You should keep in mind that the scope will not get deleted from the Rucio memory.
You can visualize which data and rules are associated to your account by navigating to the Rucio UI platform.
Have a look at the rucio client documentation to perform more actions on your recently uploaded data. You can also upload your data in a more user-friendly way using the [Jupyterhub interface](notebook.md###1. File Browser).
Rucio RESTful APIs
Interacting with the client environment can be done through the Docker container, or through the RestAPI. This is a way for developers to be able to integrate any kind of scripts into the environment without the need of installing all the Rucio CLI dependencies.
Token generation
Now that you have the VOMS in place, you will just need to add your token, which will expire and will be regenerated every hour, to your Rest API request. To get the token, run the command:
curl -i --key ~/.globus/userkey.pem --cert ~/.globus/usercert.pem -H "X-Rucio-Account: <myrucioaccount>" -X GET https://vre-rucio-auth.cern.ch/auth/x509 | sed -n -e 's/^.*X-Rucio-Auth-Token: //p'
The < myrucioaccount > instance needs to be replaced with your Rucio UI account name, the same as your IAM account (but you can also find it by navigating here and selecting the ‘Account management’ option under the Admin scroll-down menu).

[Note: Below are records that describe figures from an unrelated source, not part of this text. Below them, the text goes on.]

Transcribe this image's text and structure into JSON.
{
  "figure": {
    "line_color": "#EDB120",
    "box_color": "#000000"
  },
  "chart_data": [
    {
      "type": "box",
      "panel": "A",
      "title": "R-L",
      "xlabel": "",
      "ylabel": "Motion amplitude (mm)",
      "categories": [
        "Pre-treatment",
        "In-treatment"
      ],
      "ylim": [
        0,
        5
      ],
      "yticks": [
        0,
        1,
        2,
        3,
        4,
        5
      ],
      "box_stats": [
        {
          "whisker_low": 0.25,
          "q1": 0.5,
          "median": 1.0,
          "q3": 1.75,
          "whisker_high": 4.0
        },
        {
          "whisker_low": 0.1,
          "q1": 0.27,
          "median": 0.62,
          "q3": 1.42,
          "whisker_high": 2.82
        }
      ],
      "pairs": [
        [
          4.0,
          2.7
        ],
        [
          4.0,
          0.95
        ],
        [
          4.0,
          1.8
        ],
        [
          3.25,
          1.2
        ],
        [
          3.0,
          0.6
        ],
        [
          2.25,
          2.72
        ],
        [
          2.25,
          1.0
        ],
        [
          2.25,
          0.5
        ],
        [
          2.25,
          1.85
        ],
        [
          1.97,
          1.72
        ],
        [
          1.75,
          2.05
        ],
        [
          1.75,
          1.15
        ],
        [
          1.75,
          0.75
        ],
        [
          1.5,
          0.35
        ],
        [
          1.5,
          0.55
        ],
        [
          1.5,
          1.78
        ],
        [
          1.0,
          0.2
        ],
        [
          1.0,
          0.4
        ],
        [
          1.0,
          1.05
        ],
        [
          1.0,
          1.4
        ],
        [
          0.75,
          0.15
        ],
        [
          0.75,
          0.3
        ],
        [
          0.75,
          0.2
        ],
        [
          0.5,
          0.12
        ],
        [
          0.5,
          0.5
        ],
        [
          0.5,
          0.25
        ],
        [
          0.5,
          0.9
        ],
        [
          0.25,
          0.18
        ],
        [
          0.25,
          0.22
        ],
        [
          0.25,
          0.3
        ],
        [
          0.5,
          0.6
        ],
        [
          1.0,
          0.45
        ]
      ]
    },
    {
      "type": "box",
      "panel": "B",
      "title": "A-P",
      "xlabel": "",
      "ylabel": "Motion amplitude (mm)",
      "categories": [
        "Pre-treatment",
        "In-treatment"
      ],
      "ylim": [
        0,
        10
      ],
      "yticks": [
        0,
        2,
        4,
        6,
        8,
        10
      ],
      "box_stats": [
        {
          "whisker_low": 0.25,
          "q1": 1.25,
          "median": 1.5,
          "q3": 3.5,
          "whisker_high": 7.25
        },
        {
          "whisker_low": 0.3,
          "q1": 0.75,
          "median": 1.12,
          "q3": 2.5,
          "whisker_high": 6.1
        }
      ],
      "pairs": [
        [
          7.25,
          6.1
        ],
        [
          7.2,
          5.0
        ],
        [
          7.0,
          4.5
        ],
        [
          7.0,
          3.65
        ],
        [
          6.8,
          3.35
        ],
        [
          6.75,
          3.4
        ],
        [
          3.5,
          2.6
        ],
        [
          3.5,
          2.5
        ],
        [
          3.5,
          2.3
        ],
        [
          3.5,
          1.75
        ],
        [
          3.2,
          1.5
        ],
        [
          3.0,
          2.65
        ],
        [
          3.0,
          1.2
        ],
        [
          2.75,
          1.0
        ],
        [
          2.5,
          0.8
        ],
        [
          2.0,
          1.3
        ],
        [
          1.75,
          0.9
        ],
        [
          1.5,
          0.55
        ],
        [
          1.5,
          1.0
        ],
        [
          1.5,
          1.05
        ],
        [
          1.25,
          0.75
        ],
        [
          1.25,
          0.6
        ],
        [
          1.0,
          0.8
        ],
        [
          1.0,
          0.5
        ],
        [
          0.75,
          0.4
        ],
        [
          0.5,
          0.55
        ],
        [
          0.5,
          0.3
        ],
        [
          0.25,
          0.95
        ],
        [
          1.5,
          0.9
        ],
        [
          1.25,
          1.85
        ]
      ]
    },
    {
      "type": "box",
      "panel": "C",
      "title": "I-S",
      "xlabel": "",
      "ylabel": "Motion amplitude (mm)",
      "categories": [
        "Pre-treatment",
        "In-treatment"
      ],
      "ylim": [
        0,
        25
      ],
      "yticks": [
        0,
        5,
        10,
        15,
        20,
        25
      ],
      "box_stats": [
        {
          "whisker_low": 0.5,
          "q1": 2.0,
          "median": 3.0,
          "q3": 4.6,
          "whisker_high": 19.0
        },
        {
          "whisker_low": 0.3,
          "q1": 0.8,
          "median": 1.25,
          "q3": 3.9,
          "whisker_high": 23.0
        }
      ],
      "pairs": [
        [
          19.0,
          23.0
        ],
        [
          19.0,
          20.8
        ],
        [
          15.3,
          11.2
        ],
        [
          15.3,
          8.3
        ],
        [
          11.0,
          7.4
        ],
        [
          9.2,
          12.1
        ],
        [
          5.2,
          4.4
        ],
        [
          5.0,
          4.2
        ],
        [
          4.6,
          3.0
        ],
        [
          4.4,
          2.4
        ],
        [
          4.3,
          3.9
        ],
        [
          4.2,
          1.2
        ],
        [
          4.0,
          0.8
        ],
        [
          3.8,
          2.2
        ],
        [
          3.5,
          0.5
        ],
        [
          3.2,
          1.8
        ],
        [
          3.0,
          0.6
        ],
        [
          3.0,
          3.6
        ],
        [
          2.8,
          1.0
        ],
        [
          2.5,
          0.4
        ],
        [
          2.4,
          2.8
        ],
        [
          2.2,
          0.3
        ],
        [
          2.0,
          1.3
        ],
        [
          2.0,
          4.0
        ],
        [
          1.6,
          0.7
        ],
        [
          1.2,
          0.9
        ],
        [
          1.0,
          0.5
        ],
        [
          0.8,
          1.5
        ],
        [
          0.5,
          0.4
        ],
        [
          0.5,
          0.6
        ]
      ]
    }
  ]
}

Note: Using curl with the --insecure option allows curl to make insecure connections (i.e. curl does not verify the certificate), bypassing: curl: (60) SSL certificate problem: self signed certificate in certificate chain.
Create a variable by copying the token which has been generated and running in the command line:
token="<your_token>"
Do not forget the “ symbol.
After the token has been saved, you can run any Rest Api command, for example listing all the available RSEs or all the scopes:
curl -X GET -H "X-Rucio-Auth-Token: $token" https://vre-rucio.cern.ch/rses/
curl -X GET -H "X-Rucio-Auth-Token: $token" https://vre-rucio.cern.ch/scopes/
Proxy generation
The proxy generation with the x509 certificate works in the same way, the only difference is the command to get the token:
curl -i --key ~/.globus/userkey.pem --cert ~/.globus/usercert.pem -H "X-Rucio-Account: <myrucioaccount>" -X GET https://vre-rucio-auth.cern.ch/auth/x509_proxy | sed -n -e 's/^.*X-Rucio-Auth-Token: //p'
Again, using curl with the --insecure option might be useful. Follow the same steps as above to make Rest API requests.
To find all the Rucio REST API commands, navigate here.